8.7 Limitations of the study and future considerations
Some important issues should be considered when assessing the results of this study. First, the MRI was done from 2006 to 2009 with a 1.5 T scanner using the routine clinical sequences of that time. This is also an advantage because similar scanners are still in use today and are the most commonly used worldwide.

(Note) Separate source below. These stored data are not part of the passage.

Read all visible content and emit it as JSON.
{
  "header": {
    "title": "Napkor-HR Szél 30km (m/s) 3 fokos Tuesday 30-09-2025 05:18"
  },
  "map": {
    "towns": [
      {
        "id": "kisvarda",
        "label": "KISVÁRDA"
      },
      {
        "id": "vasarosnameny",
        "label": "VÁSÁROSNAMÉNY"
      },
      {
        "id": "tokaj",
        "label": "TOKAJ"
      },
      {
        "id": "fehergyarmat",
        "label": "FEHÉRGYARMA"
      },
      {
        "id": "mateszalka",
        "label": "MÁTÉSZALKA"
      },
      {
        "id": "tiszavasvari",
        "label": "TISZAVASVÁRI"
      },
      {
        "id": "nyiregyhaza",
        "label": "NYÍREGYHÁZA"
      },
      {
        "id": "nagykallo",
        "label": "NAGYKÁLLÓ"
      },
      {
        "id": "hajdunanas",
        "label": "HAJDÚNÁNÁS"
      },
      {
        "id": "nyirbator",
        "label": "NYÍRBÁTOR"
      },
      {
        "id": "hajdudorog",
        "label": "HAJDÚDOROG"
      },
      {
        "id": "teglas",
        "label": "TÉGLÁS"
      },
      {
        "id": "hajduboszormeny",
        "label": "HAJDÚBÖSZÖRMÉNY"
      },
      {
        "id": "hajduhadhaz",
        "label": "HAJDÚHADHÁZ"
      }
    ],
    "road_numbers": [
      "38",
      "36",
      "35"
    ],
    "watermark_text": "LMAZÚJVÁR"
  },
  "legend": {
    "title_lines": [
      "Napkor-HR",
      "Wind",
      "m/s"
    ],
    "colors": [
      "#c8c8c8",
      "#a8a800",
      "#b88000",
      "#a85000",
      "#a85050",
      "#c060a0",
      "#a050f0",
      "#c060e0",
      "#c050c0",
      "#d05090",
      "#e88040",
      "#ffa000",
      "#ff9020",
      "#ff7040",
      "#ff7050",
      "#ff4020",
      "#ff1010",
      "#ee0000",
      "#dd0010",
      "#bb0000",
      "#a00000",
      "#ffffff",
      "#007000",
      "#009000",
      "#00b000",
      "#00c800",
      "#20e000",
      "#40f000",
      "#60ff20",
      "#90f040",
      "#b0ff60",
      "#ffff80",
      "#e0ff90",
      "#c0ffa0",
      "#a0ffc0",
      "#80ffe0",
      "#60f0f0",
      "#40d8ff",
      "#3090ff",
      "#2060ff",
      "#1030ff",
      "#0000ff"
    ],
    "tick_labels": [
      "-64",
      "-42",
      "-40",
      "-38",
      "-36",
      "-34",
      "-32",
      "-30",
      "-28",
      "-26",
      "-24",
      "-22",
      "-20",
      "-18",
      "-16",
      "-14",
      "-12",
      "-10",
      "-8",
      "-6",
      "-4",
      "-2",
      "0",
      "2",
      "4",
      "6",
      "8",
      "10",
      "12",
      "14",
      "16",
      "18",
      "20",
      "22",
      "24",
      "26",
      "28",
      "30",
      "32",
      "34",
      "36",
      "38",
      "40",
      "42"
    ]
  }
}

Therefore, our results are easily applied to clinical radiologic work. Our oblique sagittal and coronal images were only parallel to the AM graft and the PL graft evaluation was done using 4 mm orthogonal slices. The PL graft courses obliquely in orthogonal sequences making the graft SI evaluation more difficult and possibly resulting in volume-averaging artifacts between the graft and the intermediate signal around it (I, IV). Secondly, re-arthroscopies, which would have allowed surgical confirmation of the MRI findings, were not indicated in stable knees (I-IV). Thirdly, femoral tunnel locations and tunnel communication would have been more reliably measured using sub-millimeter 3D MPR sequences with better spatial resolution (II, III, IV). Fourthly, we cannot rule out drilling errors causing iatrogenic tunnel communication without immediate postoperative imaging (II, III, IV). Finally, there was more than a 3-month time interval between the imaging (mean 22 months postoperatively, range 16-29 months) and the clinical evaluations (mean 25 months postoperatively, range 24-33 months) making it possible that the clinical findings were better because the knees were allowed more time to heal (III, IV). In addition, the resulted wide time frames of both the MRI and the clinical evaluation make the data more heterogenous.

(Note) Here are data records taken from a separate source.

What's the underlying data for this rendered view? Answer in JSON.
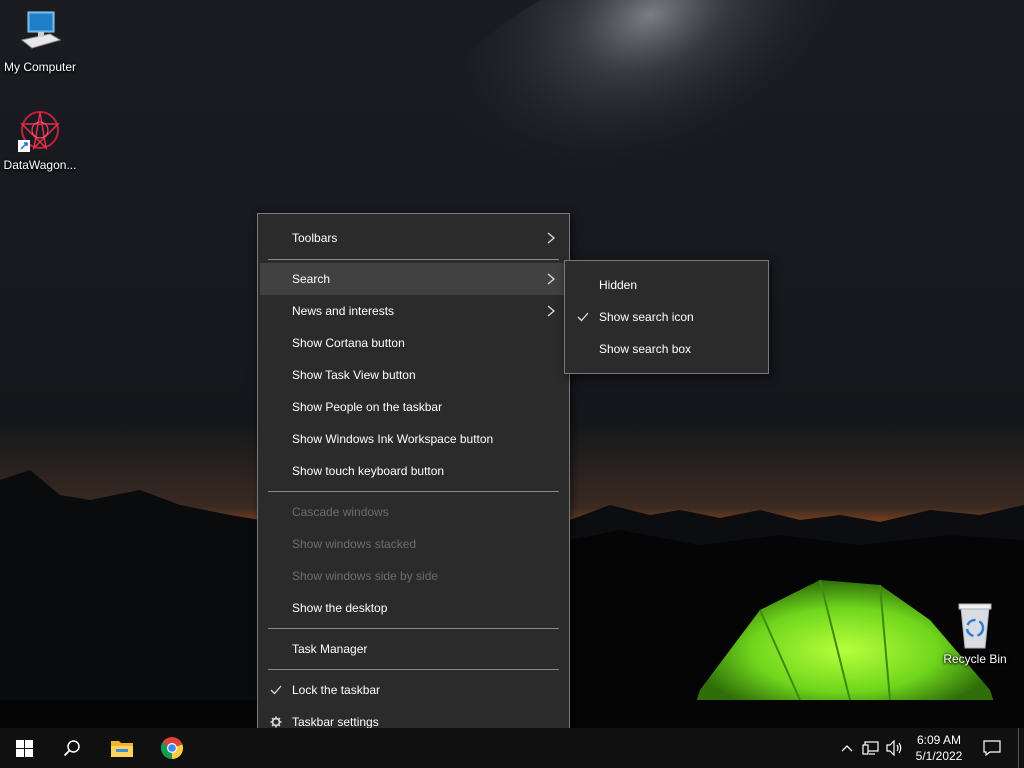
{
  "desktop": {
    "icons": [
      {
        "label": "My Computer",
        "icon": "computer-icon"
      },
      {
        "label": "DataWagon...",
        "icon": "datawagon-icon"
      },
      {
        "label": "Recycle Bin",
        "icon": "recycle-bin-icon"
      }
    ]
  },
  "context_menu": {
    "items": [
      {
        "label": "Toolbars",
        "submenu": true
      },
      {
        "label": "Search",
        "submenu": true,
        "highlighted": true
      },
      {
        "label": "News and interests",
        "submenu": true
      },
      {
        "label": "Show Cortana button"
      },
      {
        "label": "Show Task View button"
      },
      {
        "label": "Show People on the taskbar"
      },
      {
        "label": "Show Windows Ink Workspace button"
      },
      {
        "label": "Show touch keyboard button"
      },
      {
        "label": "Cascade windows",
        "disabled": true
      },
      {
        "label": "Show windows stacked",
        "disabled": true
      },
      {
        "label": "Show windows side by side",
        "disabled": true
      },
      {
        "label": "Show the desktop"
      },
      {
        "label": "Task Manager"
      },
      {
        "label": "Lock the taskbar",
        "checked": true
      },
      {
        "label": "Taskbar settings",
        "icon": "gear-icon"
      }
    ]
  },
  "search_submenu": {
    "items": [
      {
        "label": "Hidden"
      },
      {
        "label": "Show search icon",
        "checked": true
      },
      {
        "label": "Show search box"
      }
    ]
  },
  "taskbar": {
    "apps": [
      "start-icon",
      "search-icon",
      "file-explorer-icon",
      "chrome-icon"
    ],
    "tray": {
      "time": "6:09 AM",
      "date": "5/1/2022"
    }
  },
  "colors": {
    "menu_bg": "#2b2b2b",
    "menu_highlight": "#414141",
    "disabled_text": "#6d6d6d",
    "taskbar_bg": "#101010",
    "start_blue": "#ffffff"
  }
}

The 2-year follow-up time of the study is too short to predict the long-term outcome of DB ACL reconstruction. We will continue the clinical and the imaging follow-up. The future prospects for imaging would include the use of 3T MRI with better contrast, spatial resolution and acquisition time, and also obtaining oblique sequences separately along both grafts. A thin-slice 3D MPR sequence would make tunnel evaluation more reliable. Most importantly, the development of osteoarthritic changes should be investigated with MRI, possibly in conjunction with advanced quantitative MRI sequences of articular cartilage, to predict the long-term outcome of the patients (Li and Majumdar 2013).